Here are five of the songs that exemplified Smith’s and the Spinners’ sound, and the stories behind them:
- “I’ll Be Around” (1972). The Spinners’ first really big hit actually was the B-side of “How Could I Let You Get Away,” but disc jockeys – who hadn’t yet been replaced by computers -decided that they liked it better.
- “Could It Be I’m Falling in Love” (1972). The intriguing twist of this song is that way that Smith hands off the lead to Wynne at the song’s end.
- “One of a Kind (Love Affair)” (1973). According to music historian John A. Jackson, Joseph Banks Jefferson, a onetime drummer who was breaking in as a songwriter, based the song on his recent breakup with a girlfriend. When Bell listened to Jefferson sing it, he reportedly cut him off at the second verse, saying, “You don’t have to play any more – that’s a hit, man!” Indeed, it became a million-seller and topped Billboard’s R&B chart.

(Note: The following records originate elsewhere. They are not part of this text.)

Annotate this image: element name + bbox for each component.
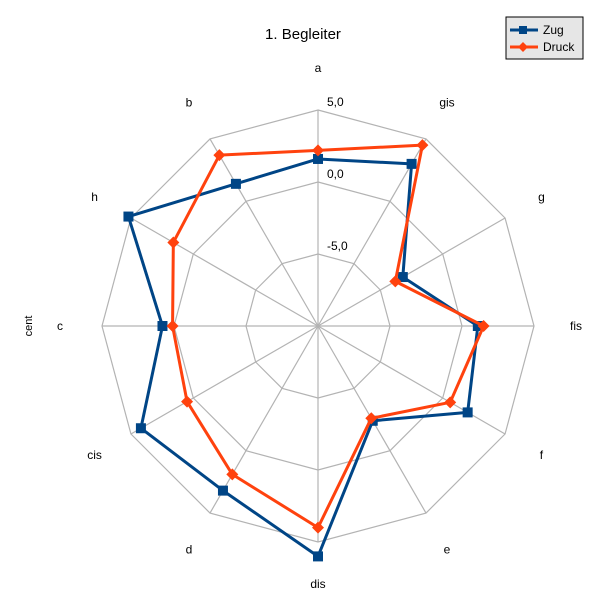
data-point	[477, 320, 490, 332]
legend: Zug Druck	[505, 16, 584, 60]
data-point	[123, 211, 134, 222]
data-point	[167, 236, 180, 249]
legend-label: Zug	[543, 23, 564, 37]
series-line	[126, 157, 480, 558]
y-axis-label: cent	[23, 316, 35, 337]
grid-spoke	[130, 217, 319, 327]
category-label: f	[540, 448, 544, 462]
grid-spoke	[130, 325, 319, 435]
series-line	[171, 143, 486, 530]
data-point	[230, 178, 241, 189]
series-layer	[123, 139, 490, 562]
category-label: d	[186, 542, 193, 556]
category-label: b	[186, 96, 193, 110]
legend-marker	[518, 42, 528, 52]
data-point	[181, 395, 194, 408]
category-label: c	[57, 319, 63, 333]
category-label: h	[91, 190, 98, 204]
legend-entry: Druck	[510, 40, 575, 54]
grid-spoke	[317, 325, 506, 435]
data-point	[389, 275, 402, 288]
data-point	[166, 320, 179, 332]
data-point	[312, 521, 324, 534]
data-point	[217, 485, 228, 496]
tick-label: -5,0	[327, 239, 348, 253]
category-label: fis	[570, 319, 582, 333]
legend-marker	[519, 26, 527, 34]
radial-tick-labels: 5,0 0,0 -5,0	[327, 95, 348, 253]
data-point	[444, 396, 457, 409]
category-label: gis	[439, 96, 454, 110]
category-label: a	[315, 61, 322, 75]
grid-spoke	[209, 138, 319, 327]
series-druck	[166, 139, 490, 534]
radar-grid	[101, 109, 535, 543]
data-point	[213, 149, 226, 162]
category-labels: a gis g fis f e dis d cis c h b	[57, 61, 582, 591]
data-point	[226, 468, 239, 481]
tick-label: 5,0	[327, 95, 344, 109]
grid-spoke	[209, 325, 319, 514]
data-point	[462, 407, 473, 418]
category-label: dis	[310, 577, 325, 591]
data-point	[406, 158, 417, 169]
category-label: e	[444, 542, 451, 556]
data-point	[313, 153, 323, 164]
data-point	[312, 144, 324, 157]
category-label: cis	[87, 448, 102, 462]
legend-box	[505, 16, 584, 60]
grid-spoke	[317, 138, 427, 327]
data-point	[416, 139, 429, 152]
data-point	[135, 423, 146, 434]
grid-spoke	[317, 217, 506, 327]
category-label: g	[538, 190, 545, 204]
data-point	[365, 412, 378, 425]
legend-entry: Zug	[510, 23, 564, 37]
data-point	[313, 551, 323, 562]
data-point	[157, 321, 168, 331]
chart-title: 1. Begleiter	[265, 26, 341, 43]
tick-label: 0,0	[327, 167, 344, 181]
legend-label: Druck	[543, 40, 575, 54]
data-point	[397, 272, 408, 283]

- “Then Came You” (1974). After the success of the Spinners’ 1973 album debut for Atlantic, Bell was eager to prove that the Spinners weren’t just a flash in the pan. So he got his friend Dionne Warwick to record vocals at a studio in Los Angeles, and then took those tapes back to Philadelphia and overdubbed the Spinners’ parts. The result was a hit that topped the Billboard Hot 100.
- “The Rubberband Man” (1976). Bell and singer-songwriter Linda Creed reportedly started writing a song about Bell’s son, who was teased by classmates about this weight, but that theme isn’t evident in the final lyrics.